The Dragons haven't played on that field since.
"It's extremely difficult," Cammisa says. "We don't have our own complex. The miracle has been the support of the neighborhood."
That includes people like Steve Bandura, who founded the Jackie Robinson League in 1993 and found 7-year-old Davis when she was tossing around a football six years ago. And people like Alex Rice, the Dragons' coach, who's an architect when he isn't volunteering on the ball fields. (Cammisa and Rice have a running joke about whether they'll still have their real-world jobs when this is all over.) And Slocum, who was all too happy to offer his field to the Taney league so they had another option for a place to play. And Fallows, who has found ways to free up tour buses for $25 round-trips for fans to Williamsport. And Dennis Dinkins, who drove one of those buses last week, will drive another six-hour circuit on Wednesday for the Dragons' game against Las Vegas, and who doesn't even watch the game because he has to stay with the rig. (Dickson, on the only-somewhat-legal U-turn he made on the last trip: "Sometimes we drivers have to do what we have to do.")
None of this is to take the spotlight away from Davis. She's a star and a revelation – an inspiration for boys and girls and adults, too. "How does she stay so cool?" Cammisa marvels. "That's a question we're all trying to figure out." But the end game here was never the championship game; it was to give kids like Davis a shot to live up to the potential that is often untapped in major cities without major resources. Davis is a machine, but Taney is not. It's a bunch of Philly people who are completely committed to helping kids and completely stunned at what the kids are doing on this stage. Cammisa remembers the strange silence when the team won districts: "We were all standing around in shock. What now? Are we this good?"
It's funny to see Philly people this way. It is the seat of skepticism, the city that booed Santa Claus, the home of arguably the most jaded sports fans in America. And here they are, cooing like kids at Christmas while a 13-year-old and her teammates shoulder the load of sudden fame and glory. Fallows, a lifelong sports fan, took his kids to the Phillies championship parade in 2008 and immediately barked, "Don't expect us to do this every year." Now he's walking to the back lot of his office at the trolley depot with his daughter, Julia, pointing at a double-decker and declaring that Davis and her teammates will be sitting up there when the Dragons get their own parade.
So while in one sense, this story is more Disney than Philly, it's really Philadelphia in its essence. Cammisa remembers being befuddled when a suburban parent came up to him and said how admirable it was that he played four African-Americans in his infield. This wasn't some sort of quota at work; Cammisa had never even realized his infield was made up of African-Americans. He was too busy worrying about getting field permits and winning games to think politically. "Nobody looks at it that way," he says, still wide-eyed at the thought. Davis is one of 40 girls in the Taney baseball community; she just happens to be the best one.

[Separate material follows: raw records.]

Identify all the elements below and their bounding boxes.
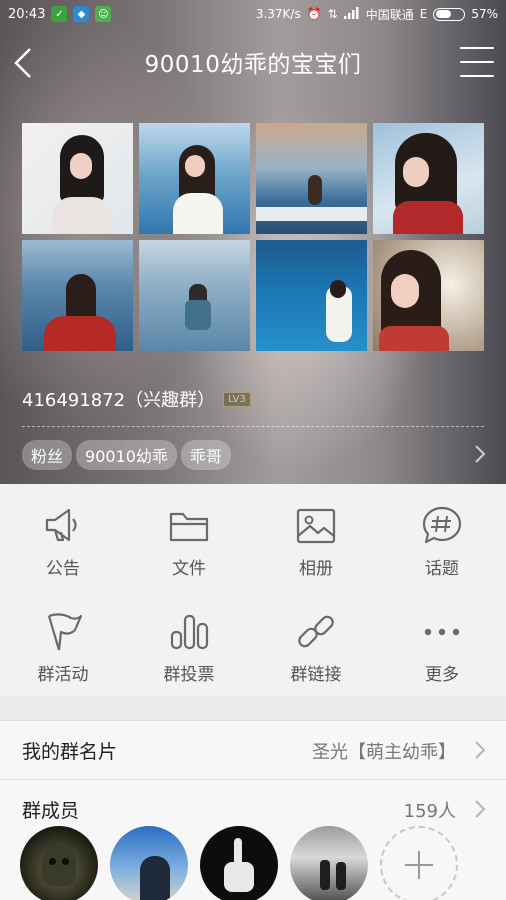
avatar[interactable] (110, 826, 188, 900)
alarm-icon: ⏰ (306, 7, 322, 21)
level-badge: LV3 (223, 391, 251, 407)
group-tag[interactable]: 乖哥 (180, 440, 231, 470)
group-tags: 粉丝 90010幼乖 乖哥 (22, 440, 231, 470)
function-label: 群活动 (37, 665, 89, 685)
function-grid: 公告 文件 相册 话题 群活动 群投票 群链接 更多 (0, 484, 506, 696)
status-time: 20:43 (8, 6, 46, 22)
menu-icon-line (460, 47, 494, 49)
group-card-row[interactable]: 我的群名片 圣光【萌主幼乖】 (0, 721, 506, 779)
member-count: 159人 (403, 801, 456, 822)
function-album[interactable]: 相册 (266, 504, 366, 579)
chevron-right-icon[interactable] (474, 444, 486, 464)
megaphone-icon (45, 508, 77, 542)
chevron-right-icon (475, 741, 486, 759)
plus-icon (405, 851, 433, 879)
function-topics[interactable]: 话题 (392, 504, 492, 579)
group-photo[interactable] (373, 123, 484, 234)
row-label: 我的群名片 (22, 741, 118, 763)
function-more[interactable]: 更多 (392, 610, 492, 685)
group-id: 416491872（兴趣群） LV3 (22, 386, 251, 412)
group-tag[interactable]: 粉丝 (22, 440, 73, 470)
back-arrow-icon (14, 48, 31, 78)
title-bar: 90010幼乖的宝宝们 (0, 38, 506, 88)
folder-icon (169, 512, 209, 542)
net-speed: 3.37K/s (255, 7, 301, 21)
avatar[interactable] (200, 826, 278, 900)
data-transfer-icon: ⇅ (327, 7, 338, 21)
network-type: E (419, 7, 428, 21)
app-notification-icon: ◆ (73, 6, 90, 22)
link-icon (298, 615, 334, 648)
group-photo[interactable] (373, 240, 484, 351)
page-title: 90010幼乖的宝宝们 (144, 52, 362, 78)
function-label: 群投票 (163, 665, 215, 685)
function-link[interactable]: 群链接 (266, 610, 366, 685)
app-notification-icon: ☺ (95, 6, 112, 22)
photo-album-icon (296, 508, 336, 544)
status-bar: 20:43 ✓ ◆ ☺ 3.37K/s ⏰ ⇅ 中国联通 E 57% (0, 0, 506, 28)
group-number: 416491872（兴趣群） (22, 390, 216, 411)
menu-button[interactable] (460, 47, 494, 77)
function-label: 相册 (299, 559, 333, 579)
function-activity[interactable]: 群活动 (13, 610, 113, 685)
function-label: 群链接 (290, 665, 342, 685)
section-gap (0, 696, 506, 720)
group-photo[interactable] (139, 240, 250, 351)
group-photo[interactable] (256, 240, 367, 351)
menu-icon-line (460, 61, 494, 63)
avatar[interactable] (20, 826, 98, 900)
topic-hashtag-icon (422, 506, 462, 544)
group-photo[interactable] (256, 123, 367, 234)
group-header-background: 20:43 ✓ ◆ ☺ 3.37K/s ⏰ ⇅ 中国联通 E 57% 90010… (0, 0, 506, 484)
function-announcement[interactable]: 公告 (13, 504, 113, 579)
function-label: 公告 (46, 559, 80, 579)
signal-icon (343, 6, 360, 22)
row-label: 群成员 (22, 800, 80, 822)
member-avatars (20, 826, 458, 900)
function-label: 更多 (425, 665, 459, 685)
group-photo[interactable] (139, 123, 250, 234)
more-dots-icon (424, 628, 460, 636)
function-vote[interactable]: 群投票 (139, 610, 239, 685)
menu-icon-line (460, 75, 494, 77)
divider (22, 426, 484, 427)
function-label: 话题 (425, 559, 459, 579)
flag-icon (47, 613, 83, 651)
function-label: 文件 (172, 559, 206, 579)
battery-icon (433, 7, 466, 21)
function-files[interactable]: 文件 (139, 504, 239, 579)
group-photo[interactable] (22, 123, 133, 234)
group-photo-grid (22, 123, 484, 351)
app-notification-icon: ✓ (51, 6, 68, 22)
group-tag[interactable]: 90010幼乖 (76, 440, 177, 470)
avatar[interactable] (290, 826, 368, 900)
vote-bars-icon (170, 614, 209, 650)
back-button[interactable] (8, 46, 38, 80)
group-card-value: 圣光【萌主幼乖】 (312, 742, 456, 763)
carrier-name: 中国联通 (365, 7, 414, 22)
group-photo[interactable] (22, 240, 133, 351)
add-member-button[interactable] (380, 826, 458, 900)
battery-percent: 57% (471, 7, 498, 21)
chevron-right-icon (475, 800, 486, 818)
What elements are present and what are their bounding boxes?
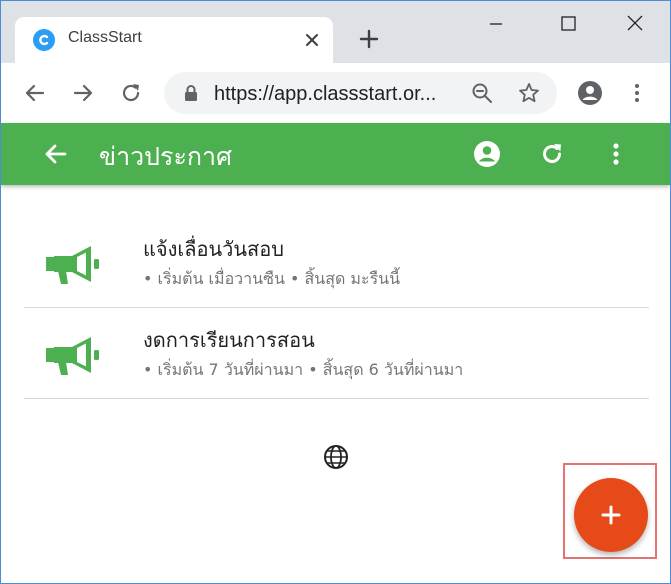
add-announcement-button[interactable]	[574, 478, 648, 552]
new-tab-icon[interactable]	[357, 27, 381, 51]
more-options-icon[interactable]	[602, 140, 630, 168]
account-icon[interactable]	[473, 140, 501, 168]
back-icon[interactable]	[23, 81, 47, 105]
back-arrow-icon[interactable]	[42, 140, 70, 168]
announcement-title: งดการเรียนการสอน	[143, 328, 315, 352]
tab-title: ClassStart	[68, 29, 142, 46]
announcement-list: แจ้งเลื่อนวันสอบ • เริ่มต้น เมื่อวานซืน …	[24, 217, 649, 399]
plus-icon	[601, 505, 621, 525]
minimize-icon[interactable]	[474, 9, 518, 39]
announcement-item[interactable]: แจ้งเลื่อนวันสอบ • เริ่มต้น เมื่อวานซืน …	[24, 217, 649, 308]
address-bar[interactable]: https://app.classstart.or...	[164, 72, 557, 114]
announcement-item[interactable]: งดการเรียนการสอน • เริ่มต้น 7 วันที่ผ่าน…	[24, 308, 649, 399]
url-text: https://app.classstart.or...	[214, 83, 437, 105]
page-title: ข่าวประกาศ	[99, 142, 232, 171]
forward-icon[interactable]	[71, 81, 95, 105]
megaphone-icon	[46, 246, 99, 284]
browser-tab[interactable]: ClassStart	[15, 17, 333, 63]
profile-avatar-icon[interactable]	[577, 80, 603, 106]
refresh-icon[interactable]	[538, 140, 566, 168]
reload-icon[interactable]	[119, 81, 143, 105]
browser-menu-icon[interactable]	[625, 81, 649, 105]
window-close-icon[interactable]	[613, 9, 657, 39]
browser-toolbar: https://app.classstart.or...	[1, 63, 670, 123]
classstart-favicon-icon	[33, 29, 55, 51]
megaphone-icon	[46, 337, 99, 375]
lock-icon[interactable]	[182, 83, 200, 103]
tab-strip: ClassStart	[1, 1, 670, 63]
announcement-dates: • เริ่มต้น เมื่อวานซืน • สิ้นสุด มะรืนนี…	[143, 269, 401, 288]
app-bar: ข่าวประกาศ	[1, 123, 670, 185]
maximize-icon[interactable]	[546, 9, 590, 39]
announcement-dates: • เริ่มต้น 7 วันที่ผ่านมา • สิ้นสุด 6 วั…	[143, 360, 464, 379]
zoom-out-icon[interactable]	[470, 81, 494, 105]
tab-close-icon[interactable]	[301, 29, 323, 51]
browser-window: ClassStart https://app.classstart.or... …	[0, 0, 671, 584]
announcement-title: แจ้งเลื่อนวันสอบ	[143, 237, 284, 261]
language-globe-icon[interactable]	[323, 444, 349, 470]
bookmark-star-icon[interactable]	[517, 81, 541, 105]
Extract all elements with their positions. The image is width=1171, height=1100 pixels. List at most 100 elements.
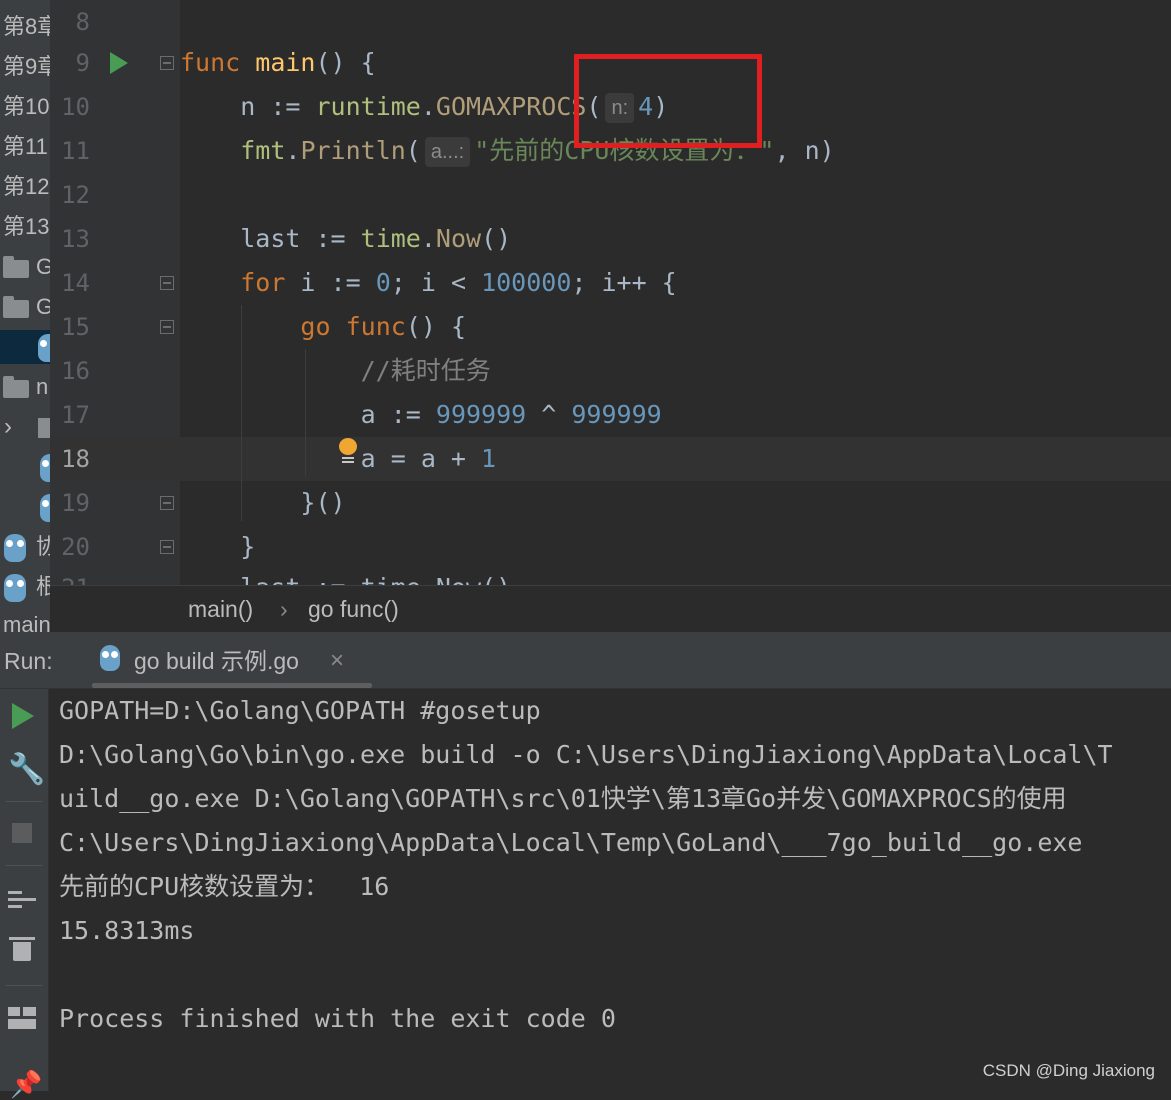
- fold-icon[interactable]: [160, 276, 174, 290]
- code-line: 15 go func() {: [50, 305, 1171, 349]
- rerun-icon[interactable]: [12, 703, 34, 729]
- number-literal: 0: [375, 268, 391, 297]
- project-item-ch13[interactable]: 第13: [0, 210, 50, 244]
- project-folder-item[interactable]: G: [0, 250, 50, 284]
- gopher-icon: [40, 454, 50, 482]
- fold-icon[interactable]: [160, 56, 174, 70]
- breadcrumb-go-func[interactable]: go func(): [308, 586, 399, 633]
- code-text: i :=: [285, 268, 376, 297]
- number-literal: 1: [481, 444, 497, 473]
- close-icon[interactable]: ×: [330, 632, 344, 690]
- stop-icon[interactable]: [12, 823, 32, 843]
- pin-icon[interactable]: 📌: [10, 1069, 42, 1099]
- function-call: Now: [435, 224, 482, 253]
- tab-active-indicator: [92, 683, 372, 688]
- run-tool-window-header: Run: go build 示例.go ×: [0, 632, 1171, 689]
- package-name: time: [360, 224, 421, 253]
- gopher-icon: [4, 574, 26, 602]
- code-line: 14 for i := 0; i < 100000; i++ {: [50, 261, 1171, 305]
- line-number: 13: [61, 225, 90, 253]
- number-literal: 999999: [435, 400, 527, 429]
- folder-icon: [3, 296, 29, 318]
- fold-icon[interactable]: [160, 540, 174, 554]
- watermark: CSDN @Ding Jiaxiong: [982, 1061, 1155, 1080]
- project-folder-item[interactable]: G: [0, 290, 50, 324]
- fold-icon[interactable]: [160, 320, 174, 334]
- function-call: Println: [300, 136, 406, 165]
- scroll-to-end-icon[interactable]: [8, 885, 38, 915]
- code-line: 8: [50, 0, 1171, 44]
- chevron-right-icon: ›: [4, 413, 12, 440]
- console-line: 先前的CPU核数设置为： 16: [59, 872, 390, 901]
- run-gutter-icon[interactable]: [110, 52, 128, 74]
- wrench-icon[interactable]: 🔧: [8, 755, 45, 785]
- console-line: D:\Golang\Go\bin\go.exe build -o C:\User…: [59, 740, 1113, 769]
- console-line: Process finished with the exit code 0: [59, 1004, 616, 1033]
- project-item-label: 第13: [3, 214, 50, 239]
- run-label: Run:: [4, 648, 53, 674]
- project-item-label: 第8章: [3, 14, 50, 39]
- project-item-ch9[interactable]: 第9章: [0, 50, 50, 84]
- toolbar-divider: [6, 801, 42, 802]
- breadcrumb-main[interactable]: main(): [188, 586, 253, 633]
- code-text: n :=: [240, 92, 316, 121]
- project-file-item[interactable]: [0, 450, 50, 484]
- project-item-label: 第9章: [3, 54, 50, 79]
- project-item-label: 第10: [3, 94, 50, 119]
- line-number: 11: [61, 137, 90, 165]
- console-line: GOPATH=D:\Golang\GOPATH #gosetup: [59, 696, 541, 725]
- console-output[interactable]: GOPATH=D:\Golang\GOPATH #gosetup D:\Gola…: [49, 689, 1171, 1091]
- project-item-ch11[interactable]: 第11: [0, 130, 50, 164]
- code-text: , n): [774, 136, 835, 165]
- folder-icon: [3, 376, 29, 398]
- keyword: func: [180, 48, 241, 77]
- parameter-hint: a...:: [424, 137, 471, 167]
- folder-icon: [3, 256, 29, 278]
- breadcrumb-separator: ›: [280, 596, 288, 622]
- project-item-ch8[interactable]: 第8章: [0, 10, 50, 44]
- code-text: }: [240, 532, 256, 561]
- toolbar-divider: [6, 985, 42, 986]
- fold-icon[interactable]: [160, 496, 174, 510]
- line-number: 16: [61, 357, 90, 385]
- package-name: runtime: [315, 92, 421, 121]
- code-text: }(): [300, 488, 346, 517]
- console-line: 15.8313ms: [59, 916, 195, 945]
- code-line: 20 }: [50, 525, 1171, 569]
- line-number: 12: [61, 181, 90, 209]
- code-text: .: [285, 136, 301, 165]
- project-file-item[interactable]: 协: [0, 530, 50, 564]
- project-folder-item[interactable]: n: [0, 370, 50, 404]
- function-name: main: [255, 48, 316, 77]
- function-call: GOMAXPROCS: [435, 92, 587, 121]
- code-text: (): [481, 224, 512, 253]
- console-line: uild__go.exe D:\Golang\GOPATH\src\01快学\第…: [59, 784, 1067, 813]
- project-file-item[interactable]: 根: [0, 570, 50, 604]
- code-line: 17 a := 999999 ^ 999999: [50, 393, 1171, 437]
- run-tab[interactable]: go build 示例.go ×: [92, 632, 372, 688]
- number-literal: 999999: [571, 400, 662, 429]
- project-item-main[interactable]: main: [0, 608, 50, 632]
- layout-icon[interactable]: [8, 1007, 36, 1029]
- project-sidebar: 第8章 第9章 第10 第11 第12 第13 G G n › 协 根 main: [0, 0, 50, 632]
- project-item-ch12[interactable]: 第12: [0, 170, 50, 204]
- breadcrumb: main() › go func(): [50, 585, 1171, 633]
- code-line: 18 a = a + 1: [50, 437, 1171, 481]
- line-number: 18: [61, 445, 90, 473]
- lightbulb-icon[interactable]: [338, 438, 358, 464]
- gopher-icon: [40, 494, 50, 522]
- project-expand-item[interactable]: ›: [0, 410, 50, 444]
- comment: //耗时任务: [360, 356, 491, 385]
- file-icon: [38, 418, 50, 438]
- code-text: .: [420, 224, 436, 253]
- project-file-item[interactable]: [0, 490, 50, 524]
- line-number: 19: [61, 489, 90, 517]
- line-number: 21: [50, 566, 90, 585]
- console-line: C:\Users\DingJiaxiong\AppData\Local\Temp…: [59, 828, 1083, 857]
- project-item-ch10[interactable]: 第10: [0, 90, 50, 124]
- code-text: last := time.Now(): [240, 573, 511, 585]
- trash-icon[interactable]: [9, 937, 35, 961]
- code-line: 19 }(): [50, 481, 1171, 525]
- line-number: 8: [75, 8, 90, 36]
- project-file-item-selected[interactable]: [0, 330, 50, 364]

Her celebrity, of course, will change everything. Cammisa is already getting emails from New Jersey and beyond, hastily written by interested parents. "They send me their kids' stats!" Cammisa says. "Who has stats at this age?" He has no idea where he'll put the current players, let alone all the new players. He's hoping to rely on the angels (and sponsors) who have saved him so far.
Mo'ne Davis is a dream come true for baseball: an African-American 13-year-old girl with a cool personality and a 70-mph heater. But this is not a dream come true for all the people who came together to create the Taney Dragons.
It's a team come true; the dream is simply what came after.